A tariff of 10 per cent on nearly all goods coming into the US could dramatically reshape both the domestic and international economies, radically changing the trade incentives for people in the US and well beyond its borders. Other governments could respond with tariffs on US goods, hurting certain industries while potentially boosting others.

The policy would be a return to a kind of economic nationalism rarely embraced by powerful capitalist countries: one that is designed to protect the interests of American businesses and reduce competition from foreign companies. It’s a type of economic agenda that used to be anathema to the Republican Party, though the party has changed since Mr Trump rose to power.

“When we were the dominant economy, free trade was the rational strategy,” Newt Gingrich, a Trump associate and former Republican House speaker, said in an interview. “Whether that is still a rational strategy is unclear.”

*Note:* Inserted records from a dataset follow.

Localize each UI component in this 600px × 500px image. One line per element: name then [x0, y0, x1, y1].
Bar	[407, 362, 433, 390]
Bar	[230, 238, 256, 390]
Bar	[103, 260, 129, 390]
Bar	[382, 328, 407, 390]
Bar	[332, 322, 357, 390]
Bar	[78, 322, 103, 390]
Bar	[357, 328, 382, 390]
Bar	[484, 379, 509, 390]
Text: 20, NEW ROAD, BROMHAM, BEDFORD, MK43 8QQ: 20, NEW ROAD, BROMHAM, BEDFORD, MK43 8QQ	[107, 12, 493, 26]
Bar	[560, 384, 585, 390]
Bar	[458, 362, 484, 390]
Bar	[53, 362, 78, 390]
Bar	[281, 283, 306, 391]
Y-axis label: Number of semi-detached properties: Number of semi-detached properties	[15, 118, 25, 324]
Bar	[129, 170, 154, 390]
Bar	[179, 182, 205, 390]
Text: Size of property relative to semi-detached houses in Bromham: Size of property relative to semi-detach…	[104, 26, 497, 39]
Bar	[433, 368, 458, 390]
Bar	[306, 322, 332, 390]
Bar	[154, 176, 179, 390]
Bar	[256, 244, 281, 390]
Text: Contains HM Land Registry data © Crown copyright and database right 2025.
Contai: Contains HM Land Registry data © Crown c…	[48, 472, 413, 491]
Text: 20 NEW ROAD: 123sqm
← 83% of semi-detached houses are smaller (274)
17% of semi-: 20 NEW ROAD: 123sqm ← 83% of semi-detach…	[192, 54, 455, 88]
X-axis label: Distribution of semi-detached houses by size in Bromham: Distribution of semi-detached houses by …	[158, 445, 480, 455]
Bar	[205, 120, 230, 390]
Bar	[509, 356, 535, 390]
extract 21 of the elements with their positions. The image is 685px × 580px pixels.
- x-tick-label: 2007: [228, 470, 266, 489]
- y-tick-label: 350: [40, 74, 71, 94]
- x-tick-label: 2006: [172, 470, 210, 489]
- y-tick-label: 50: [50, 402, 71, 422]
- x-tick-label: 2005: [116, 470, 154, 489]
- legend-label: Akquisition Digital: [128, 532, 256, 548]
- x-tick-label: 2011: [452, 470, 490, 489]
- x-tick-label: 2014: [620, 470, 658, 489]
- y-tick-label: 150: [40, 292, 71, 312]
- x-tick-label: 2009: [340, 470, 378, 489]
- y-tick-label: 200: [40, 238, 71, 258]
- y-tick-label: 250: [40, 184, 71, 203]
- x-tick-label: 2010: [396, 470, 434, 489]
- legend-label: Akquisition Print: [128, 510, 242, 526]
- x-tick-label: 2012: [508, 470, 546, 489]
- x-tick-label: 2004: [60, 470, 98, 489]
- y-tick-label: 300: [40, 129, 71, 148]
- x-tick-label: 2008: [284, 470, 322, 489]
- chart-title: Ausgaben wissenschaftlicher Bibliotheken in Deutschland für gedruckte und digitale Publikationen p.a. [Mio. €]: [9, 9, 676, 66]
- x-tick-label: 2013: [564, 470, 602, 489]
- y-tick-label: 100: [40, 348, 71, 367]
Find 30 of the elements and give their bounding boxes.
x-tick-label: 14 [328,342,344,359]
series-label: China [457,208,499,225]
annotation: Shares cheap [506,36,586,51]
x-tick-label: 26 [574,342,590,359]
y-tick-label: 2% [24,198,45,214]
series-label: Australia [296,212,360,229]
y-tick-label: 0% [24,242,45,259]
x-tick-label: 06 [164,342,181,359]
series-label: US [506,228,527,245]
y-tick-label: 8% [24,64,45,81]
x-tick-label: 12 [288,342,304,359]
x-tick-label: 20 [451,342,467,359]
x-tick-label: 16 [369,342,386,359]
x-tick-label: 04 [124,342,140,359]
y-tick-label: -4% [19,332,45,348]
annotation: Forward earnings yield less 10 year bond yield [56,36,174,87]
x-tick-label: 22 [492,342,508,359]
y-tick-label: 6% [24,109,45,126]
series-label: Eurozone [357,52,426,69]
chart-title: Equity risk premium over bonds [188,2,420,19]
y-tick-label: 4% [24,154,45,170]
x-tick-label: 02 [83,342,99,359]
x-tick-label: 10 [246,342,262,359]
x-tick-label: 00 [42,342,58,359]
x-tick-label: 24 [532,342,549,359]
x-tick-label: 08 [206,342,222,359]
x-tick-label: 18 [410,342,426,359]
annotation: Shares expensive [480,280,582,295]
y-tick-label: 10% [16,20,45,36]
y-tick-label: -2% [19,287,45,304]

Mr Trump’s opposition to TPP placed him on the same side of the major trade issue of that year’s election as Sen Bernie Sanders of Vermont and other leftist populists sceptical of the free trade status quo, though no prominent left-wing figure has embraced enacting universal tariffs.

Mr Sanders, for one, strongly criticised Mr Trump’s tariffs on Canada and Mexico — calling them “haphazard and reckless” and asking for targeted penalties to be levied against countries that lack labour protections for workers and do not engage in fair trade practices.

Mr Trump, who is under four separate criminal indictments, is the polling leader in the race for the Republican nomination. The first Republican primary debate, which Mr Trump will not take part in, is set for Wednesday night.